Maxwell looked up swiftly. And there, with one trembling forefinger pointing to the open documents, stood the figure of a man with a look of infinite sorrow on his face, as he gazed mournfully down upon the table. He was young—not more than thirty, perhaps, and his aquiline features bore the marks of much physical suffering. There were something like tears in his eyes now.

‘Carlo! is it possible it is you?’ Maxwell cried, springing to his feet.

‘Yes, Fred, it is I, Carlo Visci, who stand before you. We are well met, old friend; you have not far to seek to do your bidding now. Strike! while I look the other way, for it is your task, I know.’

‘As there is a heaven above us, no!’ Maxwell faltered. ‘Never, my friend! Do you think I would have come for this? Listen to me, Visci. You evidently know why I am here; but sure as I am a man, never shall my hand be the one to do you hurt. I have sworn it!’

‘I had expected something like this,’ Visci replied mournfully. ‘Yes, I know why you came. You had best comply with my request. It would be a kindness to me to kill me, as I stand here now.’

‘Visci, I swear to you that when I joined the Brotherhood, I was in the blackest ignorance of its secret workings. When I was chosen for this mission, I did not even comprehend what I had to do. Then they told me Visci was a traitor. Even then, I did not know it was you. Standing there in the room, I swore never to harm a hair of your head; and, heaven help me, I never will!’

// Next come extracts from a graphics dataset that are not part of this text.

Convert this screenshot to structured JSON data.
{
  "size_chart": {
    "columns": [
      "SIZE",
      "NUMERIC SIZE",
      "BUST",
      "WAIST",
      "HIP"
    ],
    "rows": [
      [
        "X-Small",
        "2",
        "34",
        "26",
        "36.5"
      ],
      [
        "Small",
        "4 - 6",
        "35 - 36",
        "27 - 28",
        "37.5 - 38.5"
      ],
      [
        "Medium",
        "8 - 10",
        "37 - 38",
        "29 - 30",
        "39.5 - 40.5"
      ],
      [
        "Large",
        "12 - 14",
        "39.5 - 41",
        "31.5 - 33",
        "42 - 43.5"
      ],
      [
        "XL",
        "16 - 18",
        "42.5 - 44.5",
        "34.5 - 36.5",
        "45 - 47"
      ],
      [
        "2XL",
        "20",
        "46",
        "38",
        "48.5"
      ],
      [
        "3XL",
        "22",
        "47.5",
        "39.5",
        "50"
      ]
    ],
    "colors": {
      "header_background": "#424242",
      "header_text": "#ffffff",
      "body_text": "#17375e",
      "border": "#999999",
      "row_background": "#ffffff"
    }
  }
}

‘Yes, I am a traitor, like you,’ Visci smiled mournfully. ‘Like you, I was deceived by claptrap talk of liberty and freedom; like you, I was allotted to take vengeance on a traitor; and like you, I refused. Better the secret dagger than the crime of fratricide upon one’s soul!’

‘Fratricide! I do not understand.’

‘I do not understand either. Frederick, the man I was detailed to murder—for it is nothing else—is my only brother.—You start! But the League does not countenance relationships. Flesh and blood and such paltry ties are nothing to the friends of liberty, who are at heart the sternest tyrants that ever the mouth of man execrated.—But what brings you here? You can have only one object in coming here. I have told you before it would be a kindness to end my existence.’

‘But why? And yet, when I come to look at you again, you have changed.’

‘I have changed,’ Visci echoed mournfully—‘changed in mind and body. My heart is affected, diseased beyond all hope of remedy. I may die now, at any moment; I cannot live four months.’

They sat down together, and fell to discussing old times when they were happy careless students together, and Maxwell did not fail to notice the painful breathing and quick gasping spasms of his friend, altered almost beyond recognition from the gallant Visci of other days.